Markets. The Dow on Monday rose 98.19 points 0.42%, at 23,531.35. The Nasdaq gained 84.61 points, 1.26%, at 6,823.47. The S&P 500 moved up 17.75 points, 0.70%, at 2,549.69.

The dollar fell to its lowest level since October, and Treasury yields ticked higher. Meanwhile, mortgage rates have fallen to their lowest level in months. The average rate for a 30-year fixed mortgage fell to 4.51%, according to recent data.

Cleveland Fed’s Mester expects higher rates, but sees no urgency. Cleveland Fed President Loretta Mester said the central bank has more flexibility in how it paces future rate increases because inflation appears to be restrained, economic growth is decelerating, and interest rates have moved closer to a neutral setting designed to neither spur nor slow growth.

Fed’s Bostic projects one rate increase in 2019. Atlanta Fed President Raphael Bostic said the central bank should raise interest rates just once this year, but he didn’t say when and added he would keep an open mind about whether more or fewer moves might be needed.

Jim Yong Kim abruptly resigned as president of the World Bank more than three years ahead of schedule.
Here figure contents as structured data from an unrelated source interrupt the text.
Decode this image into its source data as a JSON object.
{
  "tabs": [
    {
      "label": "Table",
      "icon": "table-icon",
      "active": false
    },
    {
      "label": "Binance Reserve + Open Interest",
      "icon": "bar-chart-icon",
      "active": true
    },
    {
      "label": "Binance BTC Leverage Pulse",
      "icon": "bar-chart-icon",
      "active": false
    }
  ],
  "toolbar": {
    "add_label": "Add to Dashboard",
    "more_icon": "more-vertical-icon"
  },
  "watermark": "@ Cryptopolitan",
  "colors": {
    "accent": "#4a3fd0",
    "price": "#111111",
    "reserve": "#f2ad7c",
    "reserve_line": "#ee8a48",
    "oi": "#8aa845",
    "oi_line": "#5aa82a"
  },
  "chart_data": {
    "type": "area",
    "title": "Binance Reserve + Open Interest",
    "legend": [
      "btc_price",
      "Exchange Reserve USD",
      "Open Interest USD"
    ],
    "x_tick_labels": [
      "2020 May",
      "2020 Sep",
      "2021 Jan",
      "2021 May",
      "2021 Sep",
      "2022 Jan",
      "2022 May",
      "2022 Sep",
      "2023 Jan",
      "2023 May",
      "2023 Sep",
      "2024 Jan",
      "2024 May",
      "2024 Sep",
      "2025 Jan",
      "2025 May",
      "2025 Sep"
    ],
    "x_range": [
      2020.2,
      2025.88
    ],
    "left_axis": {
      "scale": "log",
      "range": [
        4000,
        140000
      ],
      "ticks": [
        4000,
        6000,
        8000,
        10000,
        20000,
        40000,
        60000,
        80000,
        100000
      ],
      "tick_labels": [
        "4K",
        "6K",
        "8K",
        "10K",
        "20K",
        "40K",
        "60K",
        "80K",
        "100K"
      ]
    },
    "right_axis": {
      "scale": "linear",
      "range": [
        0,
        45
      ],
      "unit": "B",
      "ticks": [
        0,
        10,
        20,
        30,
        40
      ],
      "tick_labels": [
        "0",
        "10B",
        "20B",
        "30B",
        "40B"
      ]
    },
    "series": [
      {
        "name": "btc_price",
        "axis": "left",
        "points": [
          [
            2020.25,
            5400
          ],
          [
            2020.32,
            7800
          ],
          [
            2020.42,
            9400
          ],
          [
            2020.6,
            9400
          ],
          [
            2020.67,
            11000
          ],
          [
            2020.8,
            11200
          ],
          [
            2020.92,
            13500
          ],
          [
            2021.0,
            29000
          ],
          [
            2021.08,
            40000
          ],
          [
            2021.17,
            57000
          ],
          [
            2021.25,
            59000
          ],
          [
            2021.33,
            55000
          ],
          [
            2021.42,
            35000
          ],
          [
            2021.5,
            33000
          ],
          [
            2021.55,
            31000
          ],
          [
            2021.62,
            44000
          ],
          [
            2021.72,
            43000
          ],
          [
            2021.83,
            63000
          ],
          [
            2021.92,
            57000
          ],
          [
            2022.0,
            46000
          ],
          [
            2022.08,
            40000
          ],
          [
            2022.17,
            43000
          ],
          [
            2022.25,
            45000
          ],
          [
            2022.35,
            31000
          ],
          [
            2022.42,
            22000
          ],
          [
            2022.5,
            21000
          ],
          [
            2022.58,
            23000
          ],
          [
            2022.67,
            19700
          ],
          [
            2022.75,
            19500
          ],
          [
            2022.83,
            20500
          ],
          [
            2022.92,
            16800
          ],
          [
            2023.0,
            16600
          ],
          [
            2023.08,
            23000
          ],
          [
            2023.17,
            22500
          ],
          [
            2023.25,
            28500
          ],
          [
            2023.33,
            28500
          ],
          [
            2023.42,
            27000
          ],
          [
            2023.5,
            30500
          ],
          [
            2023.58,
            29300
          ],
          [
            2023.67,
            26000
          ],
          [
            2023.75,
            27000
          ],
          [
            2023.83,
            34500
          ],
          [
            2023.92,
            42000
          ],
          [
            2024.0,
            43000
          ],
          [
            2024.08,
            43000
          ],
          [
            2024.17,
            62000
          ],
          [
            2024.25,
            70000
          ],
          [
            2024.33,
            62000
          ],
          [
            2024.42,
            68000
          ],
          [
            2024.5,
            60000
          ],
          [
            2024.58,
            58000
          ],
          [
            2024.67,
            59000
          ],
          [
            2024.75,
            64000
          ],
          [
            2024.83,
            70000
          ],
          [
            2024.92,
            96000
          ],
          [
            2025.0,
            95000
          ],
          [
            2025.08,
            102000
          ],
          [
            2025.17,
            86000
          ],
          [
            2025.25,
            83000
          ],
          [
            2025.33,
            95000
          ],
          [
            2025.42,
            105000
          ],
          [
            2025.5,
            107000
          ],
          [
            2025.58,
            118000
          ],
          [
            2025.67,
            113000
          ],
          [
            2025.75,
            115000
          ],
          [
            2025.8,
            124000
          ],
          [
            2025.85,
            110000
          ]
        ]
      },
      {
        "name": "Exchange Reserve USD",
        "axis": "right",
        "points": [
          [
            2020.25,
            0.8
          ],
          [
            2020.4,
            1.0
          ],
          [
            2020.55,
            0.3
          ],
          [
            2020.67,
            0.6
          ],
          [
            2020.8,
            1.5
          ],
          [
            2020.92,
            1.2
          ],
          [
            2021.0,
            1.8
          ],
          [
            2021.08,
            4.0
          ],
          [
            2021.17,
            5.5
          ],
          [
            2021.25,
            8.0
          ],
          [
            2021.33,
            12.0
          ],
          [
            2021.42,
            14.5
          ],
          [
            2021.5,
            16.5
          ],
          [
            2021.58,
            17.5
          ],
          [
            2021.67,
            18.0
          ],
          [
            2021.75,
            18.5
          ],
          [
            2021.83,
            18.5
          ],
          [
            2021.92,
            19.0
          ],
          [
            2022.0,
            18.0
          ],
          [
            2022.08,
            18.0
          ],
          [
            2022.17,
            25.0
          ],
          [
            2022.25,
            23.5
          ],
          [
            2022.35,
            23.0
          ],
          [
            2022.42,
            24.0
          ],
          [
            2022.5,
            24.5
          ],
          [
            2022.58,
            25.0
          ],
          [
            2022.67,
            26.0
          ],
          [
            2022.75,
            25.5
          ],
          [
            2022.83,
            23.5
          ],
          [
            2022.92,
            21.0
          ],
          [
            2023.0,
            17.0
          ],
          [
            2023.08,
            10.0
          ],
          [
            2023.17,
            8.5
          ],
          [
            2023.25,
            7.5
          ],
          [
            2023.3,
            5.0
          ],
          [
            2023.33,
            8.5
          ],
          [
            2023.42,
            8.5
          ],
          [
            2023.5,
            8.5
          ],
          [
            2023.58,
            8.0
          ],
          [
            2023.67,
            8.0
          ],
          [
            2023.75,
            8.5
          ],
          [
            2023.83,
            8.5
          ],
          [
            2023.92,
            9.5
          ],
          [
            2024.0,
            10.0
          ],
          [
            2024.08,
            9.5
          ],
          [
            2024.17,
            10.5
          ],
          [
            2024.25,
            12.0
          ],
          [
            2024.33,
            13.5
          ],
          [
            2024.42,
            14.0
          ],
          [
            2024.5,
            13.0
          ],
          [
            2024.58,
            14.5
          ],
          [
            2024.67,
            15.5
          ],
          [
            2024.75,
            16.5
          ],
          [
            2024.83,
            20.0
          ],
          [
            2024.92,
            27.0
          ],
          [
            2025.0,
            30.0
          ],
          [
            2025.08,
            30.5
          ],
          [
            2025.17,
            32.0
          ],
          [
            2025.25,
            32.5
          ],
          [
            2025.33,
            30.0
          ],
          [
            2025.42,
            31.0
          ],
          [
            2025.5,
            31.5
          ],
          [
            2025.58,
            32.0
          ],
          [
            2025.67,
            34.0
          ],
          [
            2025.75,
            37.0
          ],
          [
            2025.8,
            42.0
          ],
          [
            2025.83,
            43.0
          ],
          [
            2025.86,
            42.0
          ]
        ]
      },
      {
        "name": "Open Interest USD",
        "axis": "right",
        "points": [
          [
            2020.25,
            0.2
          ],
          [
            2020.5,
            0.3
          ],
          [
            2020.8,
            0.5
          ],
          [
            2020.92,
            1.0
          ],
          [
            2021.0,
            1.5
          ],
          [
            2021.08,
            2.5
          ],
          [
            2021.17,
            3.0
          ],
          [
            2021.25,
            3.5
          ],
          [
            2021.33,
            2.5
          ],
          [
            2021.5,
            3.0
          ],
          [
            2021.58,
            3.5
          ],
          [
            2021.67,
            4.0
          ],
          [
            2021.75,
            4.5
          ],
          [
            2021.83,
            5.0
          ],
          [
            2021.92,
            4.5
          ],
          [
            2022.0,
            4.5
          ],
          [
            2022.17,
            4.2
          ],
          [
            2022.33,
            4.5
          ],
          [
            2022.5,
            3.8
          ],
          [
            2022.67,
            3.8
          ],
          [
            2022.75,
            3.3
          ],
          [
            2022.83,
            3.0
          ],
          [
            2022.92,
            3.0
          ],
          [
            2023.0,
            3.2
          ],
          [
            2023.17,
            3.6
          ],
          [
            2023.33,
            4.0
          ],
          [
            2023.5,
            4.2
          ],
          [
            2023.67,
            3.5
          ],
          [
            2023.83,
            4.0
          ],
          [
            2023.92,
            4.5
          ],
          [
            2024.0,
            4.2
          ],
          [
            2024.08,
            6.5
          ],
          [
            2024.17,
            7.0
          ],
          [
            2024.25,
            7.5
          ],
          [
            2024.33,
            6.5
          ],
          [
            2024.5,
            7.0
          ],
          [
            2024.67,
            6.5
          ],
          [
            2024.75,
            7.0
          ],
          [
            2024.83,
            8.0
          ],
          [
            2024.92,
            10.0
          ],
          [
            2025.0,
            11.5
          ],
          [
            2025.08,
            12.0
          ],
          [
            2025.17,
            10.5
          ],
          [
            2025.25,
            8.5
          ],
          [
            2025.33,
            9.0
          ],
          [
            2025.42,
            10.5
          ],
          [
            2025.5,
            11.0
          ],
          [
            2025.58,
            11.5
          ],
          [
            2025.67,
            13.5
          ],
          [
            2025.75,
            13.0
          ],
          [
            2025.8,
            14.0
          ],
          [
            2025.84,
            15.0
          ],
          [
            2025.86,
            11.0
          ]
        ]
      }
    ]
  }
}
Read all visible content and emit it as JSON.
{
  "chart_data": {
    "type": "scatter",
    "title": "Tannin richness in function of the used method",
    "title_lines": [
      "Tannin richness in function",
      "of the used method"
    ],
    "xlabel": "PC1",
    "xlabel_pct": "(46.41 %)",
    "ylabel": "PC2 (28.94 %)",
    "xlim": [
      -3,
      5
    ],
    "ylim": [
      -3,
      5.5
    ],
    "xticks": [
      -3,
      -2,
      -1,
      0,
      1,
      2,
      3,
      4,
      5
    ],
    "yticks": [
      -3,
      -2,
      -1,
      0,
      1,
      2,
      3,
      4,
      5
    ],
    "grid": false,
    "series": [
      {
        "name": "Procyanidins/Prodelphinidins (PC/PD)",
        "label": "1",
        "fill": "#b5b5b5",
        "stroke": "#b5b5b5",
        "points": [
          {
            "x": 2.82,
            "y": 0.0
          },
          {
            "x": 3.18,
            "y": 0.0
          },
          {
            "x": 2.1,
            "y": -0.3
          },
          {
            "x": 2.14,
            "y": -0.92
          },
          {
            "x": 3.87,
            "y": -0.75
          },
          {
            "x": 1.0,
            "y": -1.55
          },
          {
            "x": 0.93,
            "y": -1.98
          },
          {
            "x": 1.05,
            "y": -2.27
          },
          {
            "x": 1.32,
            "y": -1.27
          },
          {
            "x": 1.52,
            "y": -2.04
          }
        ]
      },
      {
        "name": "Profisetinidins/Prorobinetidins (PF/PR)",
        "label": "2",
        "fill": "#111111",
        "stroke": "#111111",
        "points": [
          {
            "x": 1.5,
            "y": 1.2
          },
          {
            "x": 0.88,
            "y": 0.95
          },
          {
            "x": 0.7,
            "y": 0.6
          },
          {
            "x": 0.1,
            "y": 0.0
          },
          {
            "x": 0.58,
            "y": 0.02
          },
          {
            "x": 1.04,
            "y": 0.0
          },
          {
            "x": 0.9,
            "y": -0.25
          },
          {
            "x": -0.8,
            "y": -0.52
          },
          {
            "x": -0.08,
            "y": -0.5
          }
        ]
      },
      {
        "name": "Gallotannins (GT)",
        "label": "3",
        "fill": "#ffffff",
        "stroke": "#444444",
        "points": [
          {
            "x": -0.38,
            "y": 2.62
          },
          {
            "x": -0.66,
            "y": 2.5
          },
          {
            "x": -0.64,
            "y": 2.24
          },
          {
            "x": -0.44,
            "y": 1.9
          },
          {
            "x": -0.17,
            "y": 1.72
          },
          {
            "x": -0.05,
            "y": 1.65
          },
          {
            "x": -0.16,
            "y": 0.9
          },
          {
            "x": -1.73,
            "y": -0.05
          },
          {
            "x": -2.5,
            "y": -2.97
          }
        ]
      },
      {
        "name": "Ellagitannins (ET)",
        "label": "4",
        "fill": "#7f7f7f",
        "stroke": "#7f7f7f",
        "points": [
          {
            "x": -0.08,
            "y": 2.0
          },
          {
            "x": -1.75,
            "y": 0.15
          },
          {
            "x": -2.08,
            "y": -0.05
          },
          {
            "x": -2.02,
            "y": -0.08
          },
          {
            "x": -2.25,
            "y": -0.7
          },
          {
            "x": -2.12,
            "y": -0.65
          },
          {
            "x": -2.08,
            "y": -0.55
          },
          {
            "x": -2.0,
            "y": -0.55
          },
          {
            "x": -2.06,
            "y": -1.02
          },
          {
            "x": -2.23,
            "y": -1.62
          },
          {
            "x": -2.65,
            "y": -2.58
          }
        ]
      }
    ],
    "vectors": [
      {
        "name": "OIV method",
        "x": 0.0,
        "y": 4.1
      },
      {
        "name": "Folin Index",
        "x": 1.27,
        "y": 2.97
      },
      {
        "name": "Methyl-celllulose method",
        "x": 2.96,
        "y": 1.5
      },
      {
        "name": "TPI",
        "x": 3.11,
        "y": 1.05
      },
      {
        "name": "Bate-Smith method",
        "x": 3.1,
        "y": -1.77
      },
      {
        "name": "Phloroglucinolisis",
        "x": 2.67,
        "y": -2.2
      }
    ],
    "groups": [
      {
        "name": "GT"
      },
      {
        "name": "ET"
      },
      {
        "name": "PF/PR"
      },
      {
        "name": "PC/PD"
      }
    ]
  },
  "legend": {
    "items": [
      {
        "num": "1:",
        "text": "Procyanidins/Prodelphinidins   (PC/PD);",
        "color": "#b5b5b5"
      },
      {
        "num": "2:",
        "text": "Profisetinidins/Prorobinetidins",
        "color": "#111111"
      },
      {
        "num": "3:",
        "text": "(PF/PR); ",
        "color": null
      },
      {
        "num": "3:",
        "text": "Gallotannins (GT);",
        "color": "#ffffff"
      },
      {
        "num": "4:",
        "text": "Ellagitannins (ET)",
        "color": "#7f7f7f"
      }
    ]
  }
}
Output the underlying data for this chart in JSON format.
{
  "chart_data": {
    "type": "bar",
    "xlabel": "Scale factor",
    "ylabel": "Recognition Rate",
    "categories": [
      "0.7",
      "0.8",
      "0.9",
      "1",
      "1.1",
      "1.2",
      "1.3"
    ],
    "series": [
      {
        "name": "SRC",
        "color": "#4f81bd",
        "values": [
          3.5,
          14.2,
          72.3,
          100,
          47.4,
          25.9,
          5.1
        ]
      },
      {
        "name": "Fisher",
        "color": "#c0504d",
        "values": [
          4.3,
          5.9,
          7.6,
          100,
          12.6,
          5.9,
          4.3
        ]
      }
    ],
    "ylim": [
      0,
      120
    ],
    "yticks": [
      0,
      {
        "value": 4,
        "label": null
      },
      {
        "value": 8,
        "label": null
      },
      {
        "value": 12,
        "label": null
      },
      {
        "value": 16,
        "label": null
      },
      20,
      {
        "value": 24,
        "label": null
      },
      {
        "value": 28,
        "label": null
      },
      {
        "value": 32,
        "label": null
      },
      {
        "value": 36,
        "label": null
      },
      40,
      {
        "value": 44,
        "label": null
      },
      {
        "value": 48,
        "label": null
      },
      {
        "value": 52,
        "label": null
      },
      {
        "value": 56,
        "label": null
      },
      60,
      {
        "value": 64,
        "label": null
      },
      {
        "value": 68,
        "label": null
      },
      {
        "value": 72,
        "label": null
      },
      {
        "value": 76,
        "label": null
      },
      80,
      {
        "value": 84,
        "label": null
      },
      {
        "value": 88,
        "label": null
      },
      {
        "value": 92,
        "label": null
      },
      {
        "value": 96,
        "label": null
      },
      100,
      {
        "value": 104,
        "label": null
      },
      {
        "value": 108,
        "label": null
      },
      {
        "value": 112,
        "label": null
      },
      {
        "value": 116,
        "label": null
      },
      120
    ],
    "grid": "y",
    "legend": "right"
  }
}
Kristalina Georgieva, the lender’s second in command, will take over as interim president on Feb. 1, the Washington-based bank said in a statement. Kim said he will join a private firm focused on infrastructure investments in developing countries.

Fed nominee Nellie Liang withdraws from consideration. Nellie Liang, an economist and financial regulation expert nominated by President Trump for a seat on the Federal Reserve’s board of governors, had withdrawn her name from consideration, the White House said Monday. Liang, nominated in September, faced opposition from the banking industry and Senate Republicans sympathetic to Wall Street’s concerns that she favored overly stringent financial rules.